Wednesday, September 26, 2007

Sawin 2004 National Policy Instruments

On hard drive.
  • Paper discusses pros and cons of various policies used to encourage RE implementation.
  • 27 Summary of recommendations:
  • Favors pricing systems (feed-in laws) over quota systems as incentive to invest in renewable energy. Pros and cons on 16-17.
  • Provide net metering for small scale renewables so individuals/businesses can get money for surplus electricity fed into grid
  • Favors production payments rather than tax credits as incentive to provide renewable energy (tax credits can lead to investment in subpar infrastructure without subsequent power generation)
  • Long-term, low interest loans as incentive to investment
  • Favors investment rebates over tax credits (equal benefits to everyone, even those with low existing tax burdens)

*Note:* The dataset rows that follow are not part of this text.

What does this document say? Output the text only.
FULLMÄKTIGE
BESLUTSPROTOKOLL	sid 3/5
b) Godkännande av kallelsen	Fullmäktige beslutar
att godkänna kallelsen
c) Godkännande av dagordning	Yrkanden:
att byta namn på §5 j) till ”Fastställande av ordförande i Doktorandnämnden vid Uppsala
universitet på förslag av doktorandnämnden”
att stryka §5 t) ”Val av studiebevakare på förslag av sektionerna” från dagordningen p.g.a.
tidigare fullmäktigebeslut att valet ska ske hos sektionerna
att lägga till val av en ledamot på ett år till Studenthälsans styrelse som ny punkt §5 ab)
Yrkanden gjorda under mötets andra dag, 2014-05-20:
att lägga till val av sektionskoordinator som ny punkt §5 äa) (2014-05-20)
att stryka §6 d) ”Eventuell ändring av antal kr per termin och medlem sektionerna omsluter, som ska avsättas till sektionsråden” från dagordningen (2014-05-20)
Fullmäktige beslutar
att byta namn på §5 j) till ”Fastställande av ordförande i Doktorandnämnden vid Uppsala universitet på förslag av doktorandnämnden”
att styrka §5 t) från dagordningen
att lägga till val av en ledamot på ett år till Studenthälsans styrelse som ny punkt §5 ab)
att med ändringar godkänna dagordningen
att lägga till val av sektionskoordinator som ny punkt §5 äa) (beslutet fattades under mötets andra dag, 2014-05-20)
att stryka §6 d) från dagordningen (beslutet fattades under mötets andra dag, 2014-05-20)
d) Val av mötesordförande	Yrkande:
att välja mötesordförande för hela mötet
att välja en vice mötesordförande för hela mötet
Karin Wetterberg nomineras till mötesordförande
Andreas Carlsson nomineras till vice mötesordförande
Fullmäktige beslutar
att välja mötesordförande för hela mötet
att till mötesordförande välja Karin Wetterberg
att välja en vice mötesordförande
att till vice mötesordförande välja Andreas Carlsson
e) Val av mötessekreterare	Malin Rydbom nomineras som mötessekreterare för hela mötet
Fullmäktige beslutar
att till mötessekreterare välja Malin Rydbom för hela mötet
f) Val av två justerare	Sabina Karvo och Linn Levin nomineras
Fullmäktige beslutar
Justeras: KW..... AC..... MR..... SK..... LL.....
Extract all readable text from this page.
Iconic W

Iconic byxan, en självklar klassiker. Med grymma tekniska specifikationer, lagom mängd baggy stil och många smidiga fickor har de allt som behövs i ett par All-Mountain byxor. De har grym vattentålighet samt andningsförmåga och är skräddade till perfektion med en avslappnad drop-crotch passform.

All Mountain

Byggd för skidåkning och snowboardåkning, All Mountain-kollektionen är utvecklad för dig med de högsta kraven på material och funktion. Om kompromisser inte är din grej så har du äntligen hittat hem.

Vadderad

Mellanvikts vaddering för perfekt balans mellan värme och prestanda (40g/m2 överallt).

  • Favors rebates per unit of capacity over rebate on total cost, as way to encourage most efficient/least cost options
  • Tie investment incentives to technology or production standards, to prevent RE investment being used as tax shelter
  • Subsidies should phase out over time, to encourage technological development and cost reduction
  • Recommends central global clearinghouse for information on RE: resource availability, capacity and generation statistics, government incentives, policy successes and failures
  • National training programs in vocational schools, universities
  • Public ownership of facilities and participation in policy formation and siting decisions to increase buy-in
  • Standards for technology performance, safety, siting
  • Standards for grid connection to eliminate onerous utility interconnection requirements and charges
  • Create or strengthen building codes to promote EE and RE
  • Internalize external costs of fossil fuels and external benefits of RE into prices through taxes and subsidy shifting
  • Government procurement of RE to advance tech, decrease costs, increase awareness
  • Most of all, policies must be predictable, long-term, and consistent
  • Policies should also be appropriate (for area and technology type, neither too high nor too low), flexible, enforceable, clear, simple, and transparent
  • Includes boxes on: Brazil and ethanol, Germany and feed-in law, India and RE, Japan and PVs, California and public benefit funds and San Francisco solar bond initiative, policies for developing countries
  • HOW WOULD PUBLIC INVESTMENT IN RE FIT HERE? DOES IT OVERCOME HURDLES MORE EFFECTIVELY THAN THE POLICIES DESCRIBED? DOES IT CREATE PROBLEMS OF ITS OWN? ALSO, IF RE DOES COST MORE, NEED TO ADDRESS THIS ADDITIONAL BURDEN ON POOR.